Vielleicht hatte er an Silvester den guten Vorsatz gefaßt, sich mehr zu
bemühen. Sie sah, daß es ihm langsam Spaß machte, sich mit dem Baby zu
beschäftigen, und er sprach inzwischen von sich selbst als Daddy. Als Lia ihn
das zum ersten Mal hatte sagen hören, leise, als wollte er ausprobieren, wie es
sich anhörte, hatte sie heftig schlucken müssen, um die Tränen zurückzuhalten.
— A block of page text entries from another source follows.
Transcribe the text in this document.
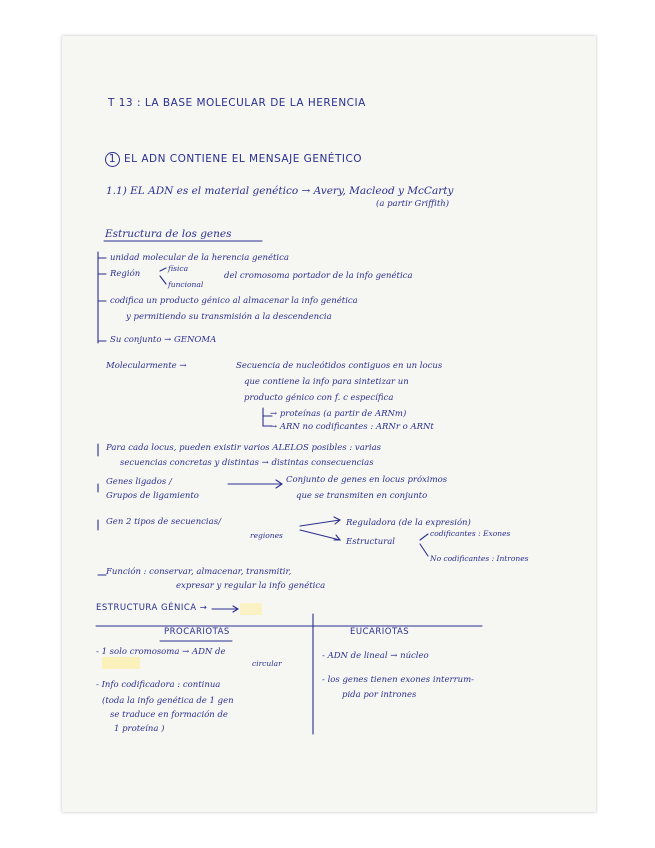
T 13 : LA BASE MOLECULAR DE LA HERENCIA
1 EL ADN CONTIENE EL MENSAJE GENÉTICO
1.1) EL ADN es el material genético → Avery, Macleod y McCarty
(a partir Griffith)
Estructura de los genes
unidad molecular de la herencia genética
Región
física
funcional
del cromosoma portador de la info genética
codifica un producto génico al almacenar la info genética
y permitiendo su transmisión a la descendencia
Su conjunto → GENOMA
Molecularmente →	Secuencia de nucleótidos contiguos en un locus
que contiene la info para sintetizar un
producto génico con f. c específica
→ proteínas (a partir de ARNm)
→ ARN no codificantes : ARNr o ARNt
Para cada locus, pueden existir varios ALELOS posibles : varias
secuencias concretas y distintas → distintas consecuencias
Genes ligados /
Grupos de ligamiento
Conjunto de genes en locus próximos
que se transmiten en conjunto
Gen 2 tipos de secuencias/
regiones
Reguladora (de la expresión)
Estructural
codificantes : Exones
No codificantes : Intrones
Función : conservar, almacenar, transmitir,
expresar y regular la info genética
ESTRUCTURA GÉNICA →
PROCARIOTAS
- 1 solo cromosoma → ADN de
circular
- Info codificadora : continua
(toda la info genética de 1 gen
se traduce en formación de
1 proteína )
EUCARIOTAS
- ADN de lineal → núcleo
- los genes tienen exones interrum-
pida por intrones
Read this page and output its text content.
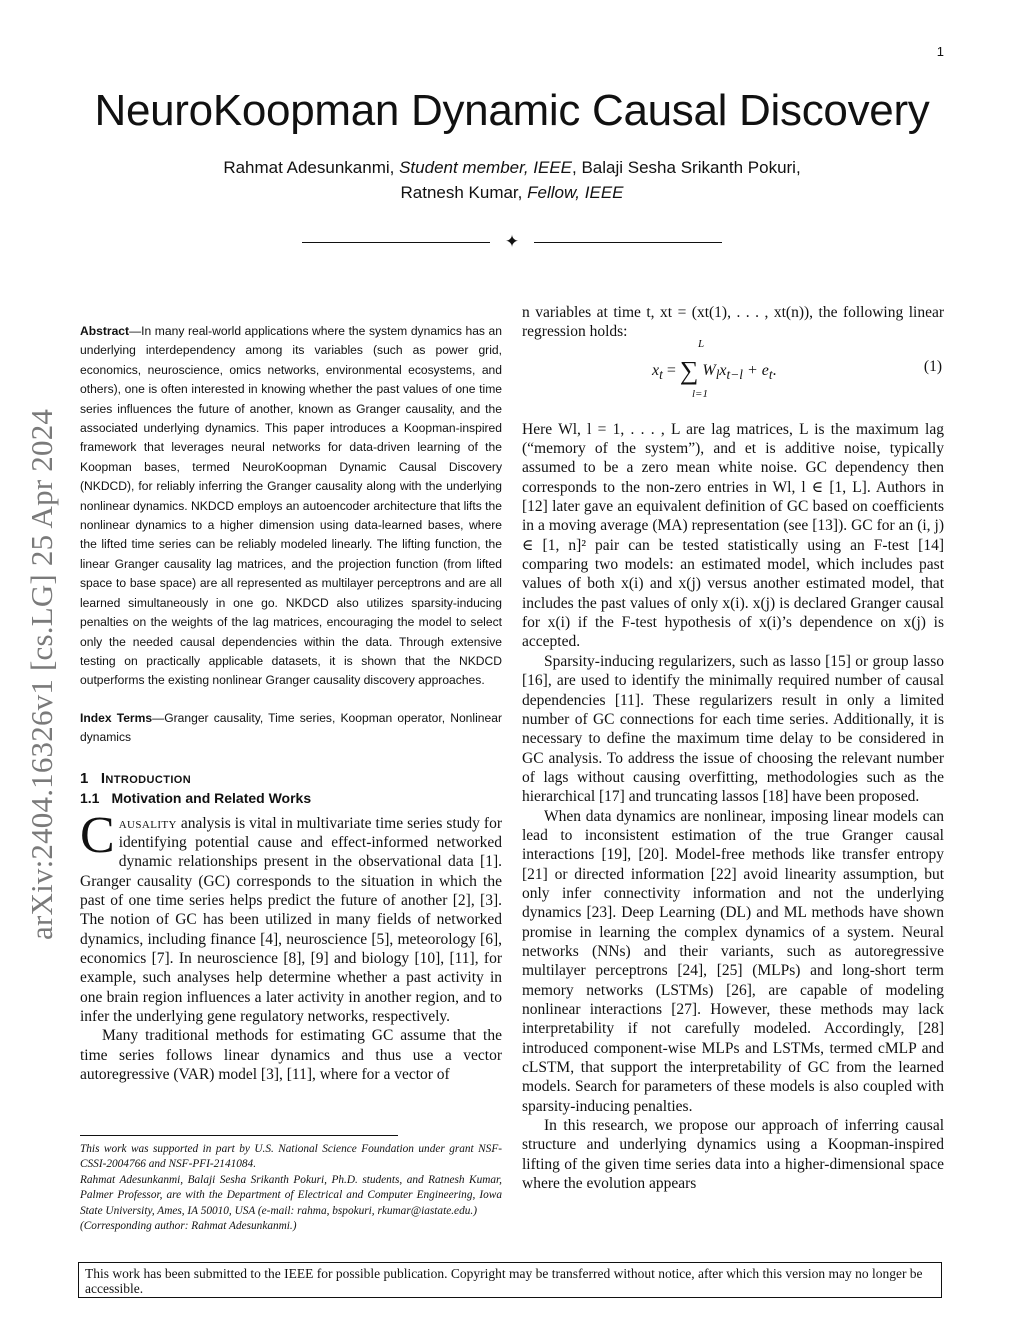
1
NeuroKoopman Dynamic Causal Discovery
Rahmat Adesunkanmi, Student member, IEEE, Balaji Sesha Srikanth Pokuri,
Ratnesh Kumar, Fellow, IEEE
✦
arXiv:2404.16326v1 [cs.LG] 25 Apr 2024

Abstract—In many real-world applications where the system dynamics has an underlying interdependency among its variables (such as power grid, economics, neuroscience, omics networks, environmental ecosystems, and others), one is often interested in knowing whether the past values of one time series influences the future of another, known as Granger causality, and the associated underlying dynamics. This paper introduces a Koopman-inspired framework that leverages neural networks for data-driven learning of the Koopman bases, termed NeuroKoopman Dynamic Causal Discovery (NKDCD), for reliably inferring the Granger causality along with the underlying nonlinear dynamics. NKDCD employs an autoencoder architecture that lifts the nonlinear dynamics to a higher dimension using data-learned bases, where the lifted time series can be reliably modeled linearly. The lifting function, the linear Granger causality lag matrices, and the projection function (from lifted space to base space) are all represented as multilayer perceptrons and are all learned simultaneously in one go. NKDCD also utilizes sparsity-inducing penalties on the weights of the lag matrices, encouraging the model to select only the needed causal dependencies within the data. Through extensive testing on practically applicable datasets, it is shown that the NKDCD outperforms the existing nonlinear Granger causality discovery approaches.

Index Terms—Granger causality, Time series, Koopman operator, Nonlinear dynamics

1 Introduction
1.1 Motivation and Related Works

Causality analysis is vital in multivariate time series study for identifying potential cause and effect-informed networked dynamic relationships present in the observational data [1]. Granger causality (GC) corresponds to the situation in which the past of one time series helps predict the future of another [2], [3]. The notion of GC has been utilized in many fields of networked dynamics, including finance [4], neuroscience [5], meteorology [6], economics [7]. In neuroscience [8], [9] and biology [10], [11], for example, such analyses help determine whether a past activity in one brain region influences a later activity in another region, and to infer the underlying gene regulatory networks, respectively.

Many traditional methods for estimating GC assume that the time series follows linear dynamics and thus use a vector autoregressive (VAR) model [3], [11], where for a vector of

This work was supported in part by U.S. National Science Foundation under grant NSF-CSSI-2004766 and NSF-PFI-2141084.

Rahmat Adesunkanmi, Balaji Sesha Srikanth Pokuri, Ph.D. students, and Ratnesh Kumar, Palmer Professor, are with the Department of Electrical and Computer Engineering, Iowa State University, Ames, IA 50010, USA (e-mail: rahma, bspokuri, rkumar@iastate.edu.)

(Corresponding author: Rahmat Adesunkanmi.)

n variables at time t, xt = (xt(1), . . . , xt(n)), the following linear regression holds:

L
$x_t$ = ∑ $W_lx_{t-l} + e_t$.
l=1
(1)

Here Wl, l = 1, . . . , L are lag matrices, L is the maximum lag (“memory of the system”), and et is additive noise, typically assumed to be a zero mean white noise. GC dependency then corresponds to the non-zero entries in Wl, l ∈ [1, L]. Authors in [12] later gave an equivalent definition of GC based on coefficients in a moving average (MA) representation (see [13]). GC for an (i, j) ∈ [1, n]² pair can be tested statistically using an F-test [14] comparing two models: an estimated model, which includes past values of both x(i) and x(j) versus another estimated model, that includes the past values of only x(i). x(j) is declared Granger causal for x(i) if the F-test hypothesis of x(i)’s dependence on x(j) is accepted.

Sparsity-inducing regularizers, such as lasso [15] or group lasso [16], are used to identify the minimally required number of causal dependencies [11]. These regularizers result in only a limited number of GC connections for each time series. Additionally, it is necessary to define the maximum time delay to be considered in GC analysis. To address the issue of choosing the relevant number of lags without causing overfitting, methodologies such as the hierarchical [17] and truncating lassos [18] have been proposed.

When data dynamics are nonlinear, imposing linear models can lead to inconsistent estimation of the true Granger causal interactions [19], [20]. Model-free methods like transfer entropy [21] or directed information [22] avoid linearity assumption, but only infer connectivity information and not the underlying dynamics [23]. Deep Learning (DL) and ML methods have shown promise in learning the complex dynamics of a system. Neural networks (NNs) and their variants, such as autoregressive multilayer perceptrons [24], [25] (MLPs) and long-short term memory networks (LSTMs) [26], are capable of modeling nonlinear interactions [27]. However, these methods may lack interpretability if not carefully modeled. Accordingly, [28] introduced component-wise MLPs and LSTMs, termed cMLP and cLSTM, that support the interpretability of GC from the learned models. Search for parameters of these models is also coupled with sparsity-inducing penalties.

In this research, we propose our approach of inferring causal structure and underlying dynamics using a Koopman-inspired lifting of the given time series data into a higher-dimensional space where the evolution appears

This work has been submitted to the IEEE for possible publication. Copyright may be transferred without notice, after which this version may no longer be accessible.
Sie fragte sich, ob die Veränderung, die sie an ihm feststellte, irgend etwas
mit dem Verkauf seines Motorrads zu tun hatte. Es war, als hätte er damit auch
den Teil von sich aufgegeben, der sich nach den Tagen der Freiheit sehnte,
bevor sie das Baby hatten, als hätte er akzeptiert, daß sein Leben sich
verändert hatte. Nur wenn man aufhörte, sich gegen etwas aufzulehnen, konnte
man es schätzen lernen. Inzwischen ertappte sie ihn nur noch selten dabei, wie
er sie mit diesem seltsamen, verlorenen Blick ansah, der ihr zum ersten Mal zu
der Zeit aufgefallen war, als das Baby geboren war.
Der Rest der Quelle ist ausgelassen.